Thread parallelism

Learning outcomes

  • I can schedule jobs with thread parallelism
  • I can explain how jobs with thread parallelism are scheduled
  • I can explain how Julia/MATLAB/R code makes use of thread parallelism
  • I can explain the results of a correct benchmark
  • I can explain the results of an incorrect benchmark
  • I can argue why I should stick to my programming language, even if it is not the fastest
For teachers

Teaching goals are:

  • Schedule and run a job that needs more cores, with a calculation in their favorite language
  • Learners have scheduled and run a job that needs more cores, with a calculation in their favorite language
  • Learners understand when it is possible/impossible and/or useful/useless to run a job with multiple cores
  • Learners can argue why they should stick to their programming languages, even if it is not the fastest

Prior:

  • What is thread parallelism?
  • Why use thread parallelism?
  • Are there other ways to make your code run faster?
  • What is a benchmark?
  • Why do a benchmark?

Feedback:

  • When to use parallel computing?
  • When not to use parallel computing?
Status overview
HPC cluster Julia MATLAB R Other comments
Alvis Unknown Unknown Unknown .
Bianca Unknown Unknown Unknown .
COSMOS Yes No Yes .
Dardel Yes No Yes .
Kebnekaise Yes No Yes .
LUMI Unknown Unknown Unknown .
Rackham Yes No Yes .
Pelle Yes No Yes .
Tetralith Yes No Yes Seems to eat up jobs
Prefer this session as a video?

The watch the YouTube video R-Julia-MATLAB course, advanced day: Thread parallelism

Why thread parallelism is important

Because it is one way to speedup (pun intended) the calculation.

Goal

In this session, we are going to benchmark thread parallelism, as we should not make claims about performance without measurements [CppCore Per.6].
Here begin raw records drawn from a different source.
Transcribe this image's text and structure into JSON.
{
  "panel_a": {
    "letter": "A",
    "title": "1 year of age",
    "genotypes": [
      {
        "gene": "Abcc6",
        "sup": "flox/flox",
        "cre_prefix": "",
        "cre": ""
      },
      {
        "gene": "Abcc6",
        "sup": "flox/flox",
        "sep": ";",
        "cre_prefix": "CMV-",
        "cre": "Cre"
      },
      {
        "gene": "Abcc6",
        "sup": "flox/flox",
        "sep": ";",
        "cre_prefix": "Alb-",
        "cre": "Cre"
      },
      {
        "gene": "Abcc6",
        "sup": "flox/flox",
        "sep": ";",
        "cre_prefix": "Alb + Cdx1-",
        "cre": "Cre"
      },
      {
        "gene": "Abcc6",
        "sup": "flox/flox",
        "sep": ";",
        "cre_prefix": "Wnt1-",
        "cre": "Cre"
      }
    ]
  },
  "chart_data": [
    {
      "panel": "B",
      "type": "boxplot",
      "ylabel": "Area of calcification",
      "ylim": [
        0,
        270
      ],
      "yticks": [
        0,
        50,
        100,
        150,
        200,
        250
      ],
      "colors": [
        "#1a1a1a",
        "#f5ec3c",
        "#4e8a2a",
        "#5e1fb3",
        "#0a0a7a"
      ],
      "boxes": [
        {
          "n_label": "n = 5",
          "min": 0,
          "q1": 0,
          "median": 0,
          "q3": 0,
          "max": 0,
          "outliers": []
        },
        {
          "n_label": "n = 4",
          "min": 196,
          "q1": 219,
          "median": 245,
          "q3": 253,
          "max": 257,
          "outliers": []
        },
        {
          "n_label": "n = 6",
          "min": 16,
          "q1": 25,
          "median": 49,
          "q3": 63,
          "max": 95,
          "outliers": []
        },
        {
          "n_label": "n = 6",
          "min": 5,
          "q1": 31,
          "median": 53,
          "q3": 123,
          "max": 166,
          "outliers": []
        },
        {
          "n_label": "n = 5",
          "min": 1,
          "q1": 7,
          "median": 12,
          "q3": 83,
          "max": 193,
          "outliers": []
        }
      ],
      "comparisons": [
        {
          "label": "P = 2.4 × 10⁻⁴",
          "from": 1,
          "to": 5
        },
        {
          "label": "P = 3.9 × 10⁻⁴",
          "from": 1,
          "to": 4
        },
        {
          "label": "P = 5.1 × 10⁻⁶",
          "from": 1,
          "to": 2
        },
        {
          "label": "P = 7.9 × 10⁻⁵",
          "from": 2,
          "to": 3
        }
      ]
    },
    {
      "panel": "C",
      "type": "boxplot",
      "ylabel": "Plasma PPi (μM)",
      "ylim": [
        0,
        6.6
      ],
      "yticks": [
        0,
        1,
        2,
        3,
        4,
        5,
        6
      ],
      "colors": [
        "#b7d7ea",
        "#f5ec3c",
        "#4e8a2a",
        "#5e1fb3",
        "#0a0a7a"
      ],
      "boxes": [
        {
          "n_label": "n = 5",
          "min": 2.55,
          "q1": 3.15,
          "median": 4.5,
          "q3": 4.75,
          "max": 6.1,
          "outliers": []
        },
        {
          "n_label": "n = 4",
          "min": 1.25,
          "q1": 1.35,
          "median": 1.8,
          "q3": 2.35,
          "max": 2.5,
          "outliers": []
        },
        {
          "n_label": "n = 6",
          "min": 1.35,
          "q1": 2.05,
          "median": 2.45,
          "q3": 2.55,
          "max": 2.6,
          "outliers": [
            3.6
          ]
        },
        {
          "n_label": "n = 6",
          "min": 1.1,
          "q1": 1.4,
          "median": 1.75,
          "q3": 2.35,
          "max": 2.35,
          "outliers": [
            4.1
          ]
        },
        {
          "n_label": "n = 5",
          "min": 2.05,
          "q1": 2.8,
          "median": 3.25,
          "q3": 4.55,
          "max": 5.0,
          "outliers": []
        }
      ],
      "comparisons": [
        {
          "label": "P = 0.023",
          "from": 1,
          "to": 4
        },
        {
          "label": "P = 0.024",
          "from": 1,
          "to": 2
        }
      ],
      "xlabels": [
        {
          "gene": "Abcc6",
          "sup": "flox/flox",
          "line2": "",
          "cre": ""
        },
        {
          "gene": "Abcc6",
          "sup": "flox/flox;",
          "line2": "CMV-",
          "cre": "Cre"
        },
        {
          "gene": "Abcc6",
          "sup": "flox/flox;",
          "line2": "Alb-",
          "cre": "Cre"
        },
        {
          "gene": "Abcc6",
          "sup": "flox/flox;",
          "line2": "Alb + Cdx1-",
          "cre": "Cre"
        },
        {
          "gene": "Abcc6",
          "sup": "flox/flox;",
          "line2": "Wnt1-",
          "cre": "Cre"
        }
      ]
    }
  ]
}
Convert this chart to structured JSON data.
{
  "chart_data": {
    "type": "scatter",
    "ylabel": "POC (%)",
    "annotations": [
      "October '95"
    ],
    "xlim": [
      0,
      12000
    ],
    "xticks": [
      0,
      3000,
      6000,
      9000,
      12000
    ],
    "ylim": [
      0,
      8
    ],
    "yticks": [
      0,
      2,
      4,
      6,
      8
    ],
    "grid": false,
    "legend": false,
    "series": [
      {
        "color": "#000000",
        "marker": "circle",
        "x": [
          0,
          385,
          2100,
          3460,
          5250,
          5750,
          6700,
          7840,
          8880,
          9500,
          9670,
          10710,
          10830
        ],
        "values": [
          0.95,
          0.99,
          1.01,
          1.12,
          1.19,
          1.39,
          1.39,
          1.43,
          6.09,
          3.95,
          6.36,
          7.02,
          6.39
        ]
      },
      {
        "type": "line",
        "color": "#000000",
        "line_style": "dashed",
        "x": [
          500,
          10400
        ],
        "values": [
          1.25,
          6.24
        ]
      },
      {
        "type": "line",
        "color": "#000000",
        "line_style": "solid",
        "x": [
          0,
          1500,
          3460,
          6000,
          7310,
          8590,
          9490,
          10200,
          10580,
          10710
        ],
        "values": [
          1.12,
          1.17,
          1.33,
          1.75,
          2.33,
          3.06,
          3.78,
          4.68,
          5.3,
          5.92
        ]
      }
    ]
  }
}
flowchart TD user[User] benchmark_script[Benchmark script] slurm_script[Slurm script] r_script[R script] julia_script[Julia script] matlab_script[MATLAB script] user --> |Account, language| benchmark_script benchmark_script --> |Account, language, number of cores| slurm_script slurm_script --> julia_script slurm_script --> matlab_script slurm_script --> r_script

Benchmark script

benchmark_2d_integration.sh is the script that starts a benchmark, by submitting multiple jobs to the Slurm queue, using the Slurm script below.

The goal of the benchmark script is to do a fixed unit of work with increasingly more cores.

As the script itself only does light calculations, you can run it directly. Here is how to call the script:

bash benchmark_2d_integration.sh [account] [language]
Why not call the script with ./benchmark_2d_integration.sh?

Because that would require one extra step: to make the script executable.

For example:

bash benchmark_2d_integration.sh staff r

If you use the incorrect spelling, the script will help you.

Slurm script

This is the script that schedules a job with thread parallelism.

The goal of the script is to submit a calculation that uses thread parallelism, with a custom amount of cores.

This Slurm script is called by the benchmark script, i.e. not directly by a user. If the Slurm script is absent, the benchmark script will (try to) download it for you.

How do I run it anyways?

You do not, instead you will run the benchmark script below.

However, you can run it as such:

sbatch -A [account] -n [number_of_cores] do_[language]_2d_integration.sh

For example:

sbatch -A staff -n 1 do_r_2d_integration.sh

# On Dardel
sbatch -A staff -n 1 -p main do_r_2d_integration.sh

There are 3 Slurm scripts, 1 per language:

Language Script with calculation
Julia do_julia_2d_integration.sh
MATLAB do_matlab_2d_integration.sh
R do_r_2d_integration.sh

Each of these Slurm scripts are called by the benchmark script, where the benchmark script supplies the desired number of cores.

Language script

This is the code (in your favorite language) that performs a job with thread parallelism.

The goal of the language script is to have a fixed unit of work that can be done by a custom amount of cores.

This language script is called by the Slurm script, i.e. not directly by a user. If the language script is absent, the benchmark script will (try to) download it for you.

How do I run it anyways?

Check the Slurm script for your favorite language.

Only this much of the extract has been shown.